Évolution de carrière
À 3 ans : le AI Policy Researcher junior accède à un poste de chef de projet conformité IA ou responsable assurance qualité IA. Il peut superviser un ou deux collaborateurs et pilote les audits internes d’un périmètre défini.
À 5 ans : il évolue vers un poste de responsable de la gouvernance IA ou de responsable conformité numérique. Il manages une équipe de 3 à 8 personnes, définit la stratégie de conformité de l’organisation et interagit avec les autorités de contrôle (CNIL, autorités sectorielles).

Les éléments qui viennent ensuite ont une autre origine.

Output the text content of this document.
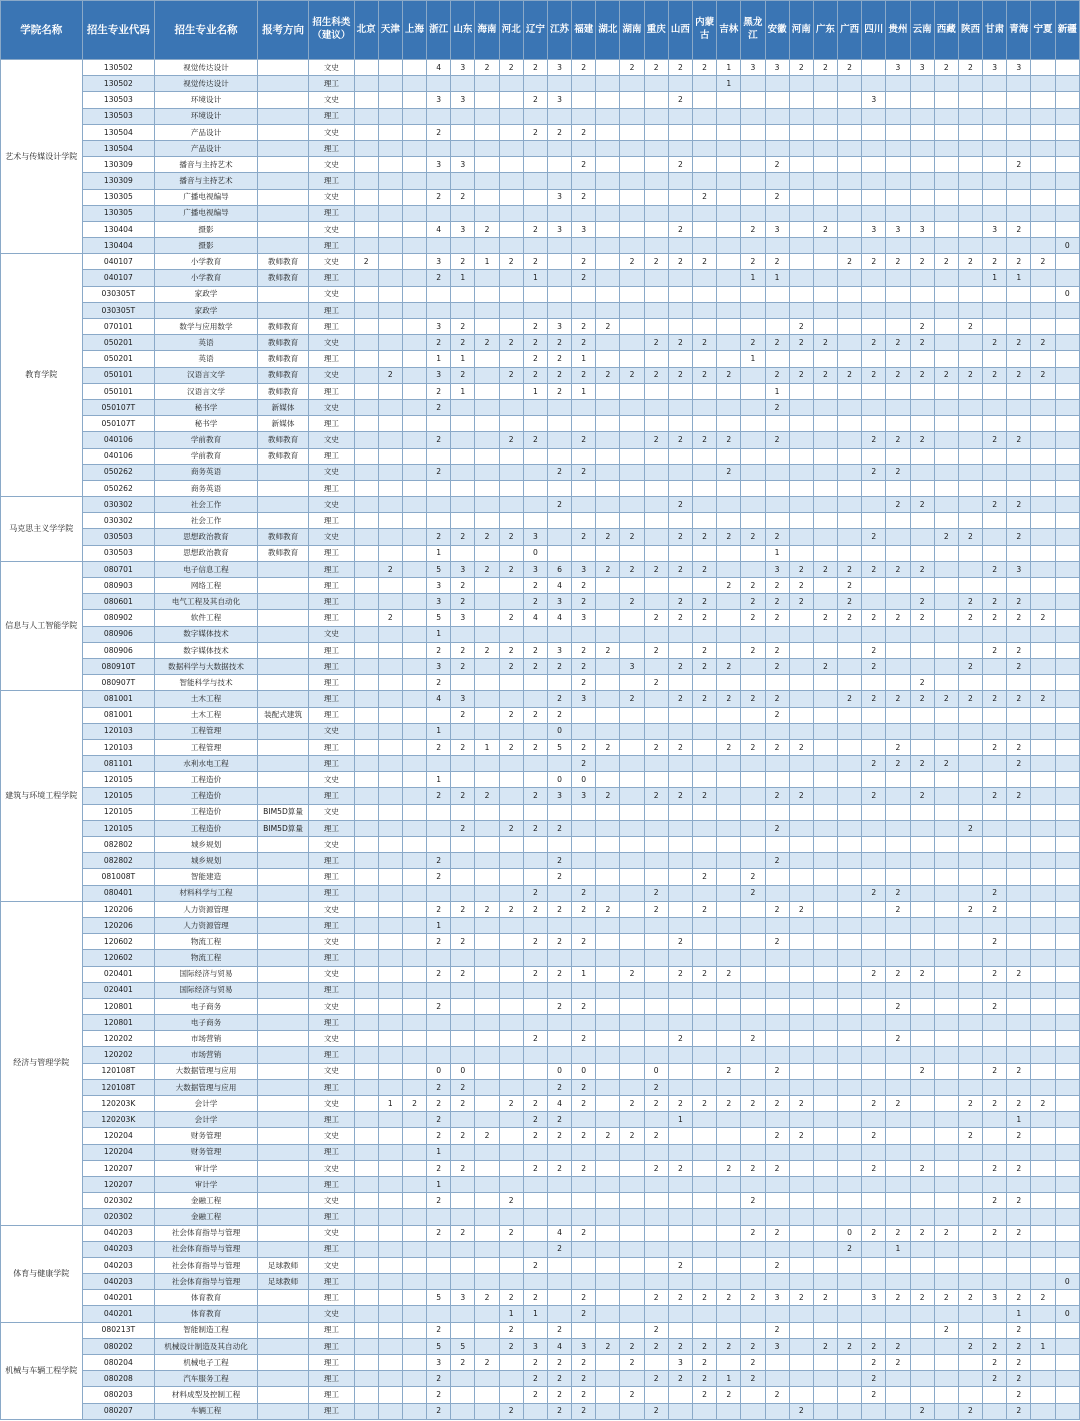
学院名称	招生专业代码	招生专业名称	报考方向	招生科类（建议）	北京	天津	上海	浙江	山东	海南	河北	辽宁	江苏	福建	湖北	湖南	重庆	山西	内蒙古	吉林	黑龙江	安徽	河南	广东	广西	四川	贵州	云南	西藏	陕西	甘肃	青海	宁夏	新疆
艺术与传媒设计学院	130502	视觉传达设计		文史				4	3	2	2	2	3	2		2	2	2	2	1	3	3	2	2	2		3	3	2	2	3	3		
	130502	视觉传达设计		理工																1														
	130503	环境设计		文史				3	3			2	3					2								3								
	130503	环境设计		理工																														
	130504	产品设计		文史				2				2	2	2																				
	130504	产品设计		理工																														
	130309	播音与主持艺术		文史				3	3					2				2				2										2		
	130309	播音与主持艺术		理工																														
	130305	广播电视编导		文史				2	2				3	2					2			2												
	130305	广播电视编导		理工																														
	130404	摄影		文史				4	3	2		2	3	3				2			2	3		2		3	3	3			3	2		
	130404	摄影		理工																														0
教育学院	040107	小学教育	教师教育	文史	2			3	2	1	2	2		2		2	2	2	2		2	2			2	2	2	2	2	2	2	2	2	
	040107	小学教育	教师教育	理工				2	1			1		2							1	1									1	1		
	030305T	家政学		文史																														0
	030305T	家政学		理工																														
	070101	数学与应用数学	教师教育	理工				3	2			2	3	2	2								2					2		2				
	050201	英语	教师教育	文史				2	2	2	2	2	2	2			2	2	2		2	2	2	2		2	2	2			2	2	2	
	050201	英语	教师教育	理工				1	1			2	2	1							1													
	050101	汉语言文学	教师教育	文史		2		3	2		2	2	2	2	2	2	2	2	2	2		2	2	2	2	2	2	2	2	2	2	2	2	
	050101	汉语言文学	教师教育	理工				2	1			1	2	1								1												
	050107T	秘书学	新媒体	文史				2														2												
	050107T	秘书学	新媒体	理工																														
	040106	学前教育	教师教育	文史				2			2	2		2			2	2	2	2		2				2	2	2			2	2		
	040106	学前教育	教师教育	理工																														
	050262	商务英语		文史				2					2	2						2						2	2							
	050262	商务英语		理工																														
马克思主义学学院	030302	社会工作		文史									2					2									2	2			2	2		
	030302	社会工作		理工																														
	030503	思想政治教育	教师教育	文史				2	2	2	2	3		2	2	2		2	2	2	2	2				2			2	2		2		
	030503	思想政治教育	教师教育	理工				1				0										1												
信息与人工智能学院	080701	电子信息工程		理工		2		5	3	2	2	3	6	3	2	2	2	2	2			3	2	2	2	2	2	2			2	3		
	080903	网络工程		理工				3	2			2	4	2						2	2	2	2		2									
	080601	电气工程及其自动化		理工				3	2			2	3	2		2		2	2		2	2	2		2			2		2	2	2		
	080902	软件工程		理工		2		5	3		2	4	4	3			2	2	2		2	2		2	2	2	2	2		2	2	2	2	
	080906	数字媒体技术		文史				1																										
	080906	数字媒体技术		理工				2	2	2	2	2	3	2	2		2		2		2	2				2					2	2		
	080910T	数据科学与大数据技术		理工				3	2		2	2	2	2		3		2	2	2		2		2		2				2		2		
	080907T	智能科学与技术		理工				2						2			2											2						
建筑与环境工程学院	081001	土木工程		理工				4	3				2	3		2		2	2	2	2	2			2	2	2	2	2	2	2	2	2	
	081001	土木工程	装配式建筑	理工					2		2	2	2									2												
	120103	工程管理		文史				1					0																					
	120103	工程管理		理工				2	2	1	2	2	5	2	2		2	2		2	2	2	2				2				2	2		
	081101	水利水电工程		理工										2												2	2	2	2			2		
	120105	工程造价		文史				1					0	0																				
	120105	工程造价		理工				2	2	2		2	3	3	2		2	2	2			2	2			2		2			2	2		
	120105	工程造价	BIM5D算量	文史																														
	120105	工程造价	BIM5D算量	理工					2		2	2	2									2								2				
	082802	城乡规划		文史																														
	082802	城乡规划		理工				2					2									2												
	081008T	智能建造		理工				2					2						2		2													
	080401	材料科学与工程		理工								2		2			2				2					2	2				2			
经济与管理学院	120206	人力资源管理		文史				2	2	2	2	2	2	2	2		2		2			2	2				2			2	2			
	120206	人力资源管理		理工				1																										
	120602	物流工程		文史				2	2			2	2	2				2				2									2			
	120602	物流工程		理工																														
	020401	国际经济与贸易		文史				2	2			2	2	1		2		2	2	2						2	2	2			2	2		
	020401	国际经济与贸易		理工																														
	120801	电子商务		文史				2					2	2													2				2			
	120801	电子商务		理工																														
	120202	市场营销		文史								2		2				2			2						2							
	120202	市场营销		理工																														
	120108T	大数据管理与应用		文史				0	0				0	0			0			2		2						2			2	2		
	120108T	大数据管理与应用		理工				2	2				2	2			2																	
	120203K	会计学		文史		1	2	2	2		2	2	4	2		2	2	2	2	2	2	2	2			2	2			2	2	2	2	
	120203K	会计学		理工				2				2	2					1														1		
	120204	财务管理		文史				2	2	2		2	2	2	2	2	2					2	2			2				2		2		
	120204	财务管理		理工				1																										
	120207	审计学		文史				2	2			2	2	2			2	2		2	2	2				2		2			2	2		
	120207	审计学		理工				1																										
	020302	金融工程		文史				2			2										2										2	2		
	020302	金融工程		理工																														
体育与健康学院	040203	社会体育指导与管理		文史				2	2		2		4	2							2	2			0	2	2	2	2		2	2		
	040203	社会体育指导与管理		理工									2												2		1							
	040203	社会体育指导与管理	足球教师	文史								2						2				2												
	040203	社会体育指导与管理	足球教师	理工																														0
	040201	体育教育		理工				5	3	2	2	2		2			2	2	2	2	2	3	2	2		3	2	2	2	2	3	2	2	
	040201	体育教育		文史							1	1		2																		1		0
机械与车辆工程学院	080213T	智能制造工程		理工				2			2		2				2					2							2			2		
	080202	机械设计制造及其自动化		理工				5	5		2	3	4	3	2	2	2	2	2	2	2	3		2	2	2	2			2	2	2	1	
	080204	机械电子工程		理工				3	2	2		2	2	2		2		3	2		2					2	2				2	2		
	080208	汽车服务工程		理工				2				2	2	2			2	2	2	1	2					2					2	2		
	080203	材料成型及控制工程		理工				2				2	2	2		2			2	2		2				2						2		
	080207	车辆工程		理工				2			2		2	2			2						2					2		2		2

À 10 ans : les trajectoires possibles incluent directeur juridique et conformité IA (direction juridique d’une entreprise), associé dans un cabinet de conseil spécialisé, ou encore expert indépendant reconnu (auditeur, formateur, auteur). Certains rejoignent les autorités de régulation (CNIL, BEREC) ou les institutions européennes pour contribuer à l’élaboration des cadres normatifs de nouvelle génération.
Perspectives du métier
L’AI Act n’est que le début d’un renforcement réglementaire qui verra des lois sectorielles émerger dans la santé, la défense et l’éducation, tandis que le Data Act et le Data Governance Act étendront les obligations de transparence aux données d’entraînement. Les normes techniques ISO/CEI relatives à l’IA devraient devenir des références obligatoires dans certains appels d’offres publics. L’IA générative commence à automatiser la veille juridique et la rédaction de politiques types, libérant du temps pour l’analyse des cas complexes et la conception de standards d’entreprise. Le métier devrait se scinder en deux spécialisations, l’une technique autour de l’audit et des tests de conformité, l’autre stratégique autour du conseil en gouvernance.